O Sapeca do Vô Pico
Resolvi passar minhas férias no interior leste de Minas Gerais, Zona da Mata, município de Carangola. Desta vez, nós, Vô Pico e Vó Lice, resolvemos levar a tiracolo o pequeno Asaph, nosso neto de apenas dois anos de idade que deixa todos perplexo tal a sua hiperatividade e sagacidade, porém não consegue falar corretamente. Sua linguagem é uma mistura de idiomas, pois o seu tablet lhe fornece animados desenhos internacionais que ele mesmo administra com seus dedinhos nervosos a riscar a tela como se fosse um blogueiro calejado.
É difícil acreditar que haja uma espécie tão pequenina a fazer peripécias vinte e quatro horas, entretanto tivemos a ideia de levá-lo a um passeio na roça localizada no Córrego da Mata. O muleque quando desceu do automóvel que nos conduzia saiu despinguelado atrás do lagarto que se escondeu atrás do pé de eucalipto. As vacas quando o viram o cumprimentaram com uma sinfonia de mugidos e o danadinho repetia o som a englobá-lo em seu pobre vocabulário e toda vez que se tentava adverti-lo, ele mugia a nos enfrentar:
-Mummmmm
Imitava os pássaros canoros e ficou encantado com o canto das cigarras e já recebeu de sua Vó a primeira crendice popular:
- Meu filho, a cigarra quando canta está chamando o sol.

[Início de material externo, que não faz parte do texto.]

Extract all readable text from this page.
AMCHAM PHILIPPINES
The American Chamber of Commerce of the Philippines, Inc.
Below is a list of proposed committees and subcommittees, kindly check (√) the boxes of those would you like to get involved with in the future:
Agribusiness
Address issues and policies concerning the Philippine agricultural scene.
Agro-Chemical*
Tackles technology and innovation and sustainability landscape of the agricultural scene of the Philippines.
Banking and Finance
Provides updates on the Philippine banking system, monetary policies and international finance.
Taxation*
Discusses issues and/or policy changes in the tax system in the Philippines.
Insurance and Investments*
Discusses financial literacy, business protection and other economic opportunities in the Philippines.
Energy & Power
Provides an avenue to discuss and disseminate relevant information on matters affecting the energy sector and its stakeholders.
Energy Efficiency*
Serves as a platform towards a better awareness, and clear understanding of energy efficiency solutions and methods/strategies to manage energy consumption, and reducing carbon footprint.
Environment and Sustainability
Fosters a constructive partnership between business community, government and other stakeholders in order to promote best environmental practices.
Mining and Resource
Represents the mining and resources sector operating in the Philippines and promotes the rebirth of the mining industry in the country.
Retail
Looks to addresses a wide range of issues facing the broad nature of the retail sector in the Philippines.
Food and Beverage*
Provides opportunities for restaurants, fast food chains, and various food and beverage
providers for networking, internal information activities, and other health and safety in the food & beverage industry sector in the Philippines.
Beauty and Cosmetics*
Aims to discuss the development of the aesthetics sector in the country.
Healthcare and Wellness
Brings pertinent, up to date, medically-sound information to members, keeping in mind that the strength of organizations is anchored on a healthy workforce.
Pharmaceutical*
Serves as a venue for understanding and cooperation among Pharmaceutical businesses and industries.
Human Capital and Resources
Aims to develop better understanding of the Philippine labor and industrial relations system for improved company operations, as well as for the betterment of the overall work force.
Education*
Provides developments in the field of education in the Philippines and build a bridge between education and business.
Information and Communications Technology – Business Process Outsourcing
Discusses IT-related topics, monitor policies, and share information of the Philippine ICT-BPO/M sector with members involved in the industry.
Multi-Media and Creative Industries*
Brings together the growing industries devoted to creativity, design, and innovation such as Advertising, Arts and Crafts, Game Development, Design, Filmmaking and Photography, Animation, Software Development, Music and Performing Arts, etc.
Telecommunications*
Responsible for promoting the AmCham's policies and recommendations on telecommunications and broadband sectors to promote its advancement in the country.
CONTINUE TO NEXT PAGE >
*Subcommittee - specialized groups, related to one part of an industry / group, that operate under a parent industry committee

O garoto deve ter ficado confuso, pois fazia tanto calor, o sol estava tão quente atravessando as frestas dos galhos das árvores que a culpa estava a ser atrelada ao macho que descaradamente somente tentava atrair a fêmea para o acasamento.
Asaph se divertia e no único segundo de nossa distração desapareceu e nos levou a loucura a procurá-lo e quando o localizamos, o pimentinha estava distribuindo miolos do seu pedaço de pão as galinhas sob o olhar do galo índio que se ofuscou a observar a coragem daquele filhote humano que invadiu seu território entoando o som emitido pelo touro da fazenda.
Estava na hora de voltar para a casa da cidade e o táxi estava a nos esperar quando o chamamos para entrar no veículo, o pivete se jogou em meu colo e o meu olfato alcaguetou o seu ponto fraco a iniciar o rotineiro tormento:
- Asaph, você fez cocô na calça?
- Não fez.
Respondia com toda a convicção.
E os insistentes questionamentos o deixava irritado. Desta vez, o menininho estava dizendo a verdade e talvez tenha se libertado do pesadelo que o oprimia, pois mostrava a sua sandália borrada de titica de galinha devido a sua divertida aventura contemplada pela natureza, um verdadeiro privilégio.
Segundo Freud, "A história do homem é a história da sua repressão."